Eggs are easy. You know what they taste like and look like – a thin skin, a goeey centre and an oval shape. Now, imagine this delicate thing decorated with beads, or embroidery, or painted with pictures or just. Add a bunch of these together and you have an Easter Egg Market. Look closely in that crowded market and you will find me in the middle of it, gazing at the stacks of eggs around me in wonder.
Vienna’s Christmas market has always been on my wishlist. So when my holiday plan included Easter, I figured it was time to check out the city’s second best markets: the Easter ones. Research threw up two places – the market in front of Schönbrunn Palace and at Freyung.
The palace and grounds were breathtaking; the market not as much. It felt like a hipster space created to satisfy tourists who thronged it on Easter Sunday. Cute wooden stalls sold jewellery, pottery, toys, clothes and curios. One area had a band crooning classic English numbers. People were ambling about, sipping wine or beer, munching on (quite average) food and taking selfies. It was noisy and crowded and felt like a Bombay market. The only saving grace was the view of the palace up ahead.
GETTING THERE: Schönbrunn station is the nearest metro/ tram station – it’s a 15 minute walk from there. Log on Ostermarkt.

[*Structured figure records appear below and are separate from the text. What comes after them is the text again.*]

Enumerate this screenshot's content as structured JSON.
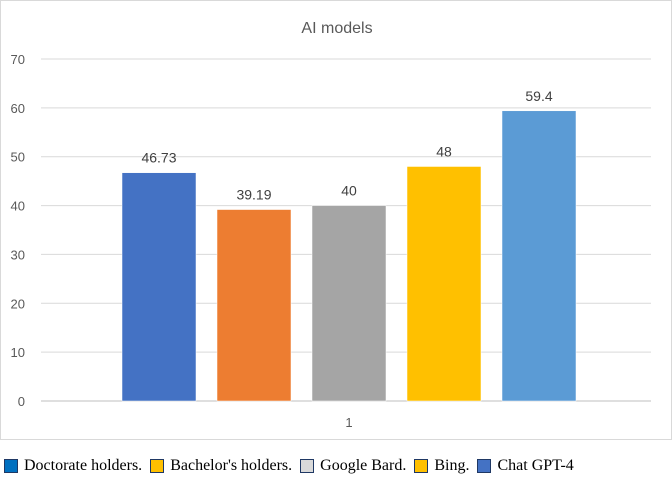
{
  "chart_data": {
    "type": "bar",
    "title": "AI models",
    "categories": [
      "1"
    ],
    "series": [
      {
        "name": "Doctorate holders.",
        "values": [
          46.73
        ],
        "color": "#4472c4"
      },
      {
        "name": "Bachelor's holders.",
        "values": [
          39.19
        ],
        "color": "#ed7d31"
      },
      {
        "name": "Google Bard.",
        "values": [
          40
        ],
        "color": "#a5a5a5"
      },
      {
        "name": "Bing.",
        "values": [
          48
        ],
        "color": "#ffc000"
      },
      {
        "name": "Chat GPT-4",
        "values": [
          59.4
        ],
        "color": "#5b9bd5"
      }
    ],
    "data_labels": [
      "46.73",
      "39.19",
      "40",
      "48",
      "59.4"
    ],
    "ylim": [
      0,
      70
    ],
    "yticks": [
      "0",
      "10",
      "20",
      "30",
      "40",
      "50",
      "60",
      "70"
    ],
    "grid": true,
    "legend_position": "bottom",
    "legend_swatch_colors": [
      "#0070c0",
      "#ffc000",
      "#d9d9d9",
      "#ffc000",
      "#4472c4"
    ]
  }
}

On Easter Monday, we visited the Old Viennese Easter Market on Freyung, a pretty square in the city. There, we hunted for what some blogs said was the biggest tower of painted Easter eggs (40,000). There was no tower, just a giant painted egg, but the small market had enough charm to make up for it. In the centre was a display of just Easter eggs – painted ones, embroidered ones, beaded ones. There were eggs with lattice work, gold trimmings, ribbons, cloth and more.
We couldn’t help admire the craftmanship and thought that went into decorating those eggs. The market, we were told, also had workshops for children and musical performances in the evening.
Aside: History lesson – In 1990, the first Osterreichische Ostermarkt was held in Freyung, as a counterpart to the Christmas market (Christkindlmarkt), in 1990. Freyung in the early days was a thoroughfare, and was always used as a market place.
The stack of eggs apart, there were stalls selling handmade crockery, wooden toys, organic food and even a food truck serving alcohol. We gravitated towards a hot chocolate shop with the idea of warming ourselves up a bit (it was too early for alcohol). The shop sold chocolate bars, which once chosen were dissolved in cups of milk and served hot. Quite a lovely find.
GETTING THERE: Schottentor is the nearest metro/ tram station – it’s a five minute walk from there, down Schottengasse. Log on Altwiener-markt.at.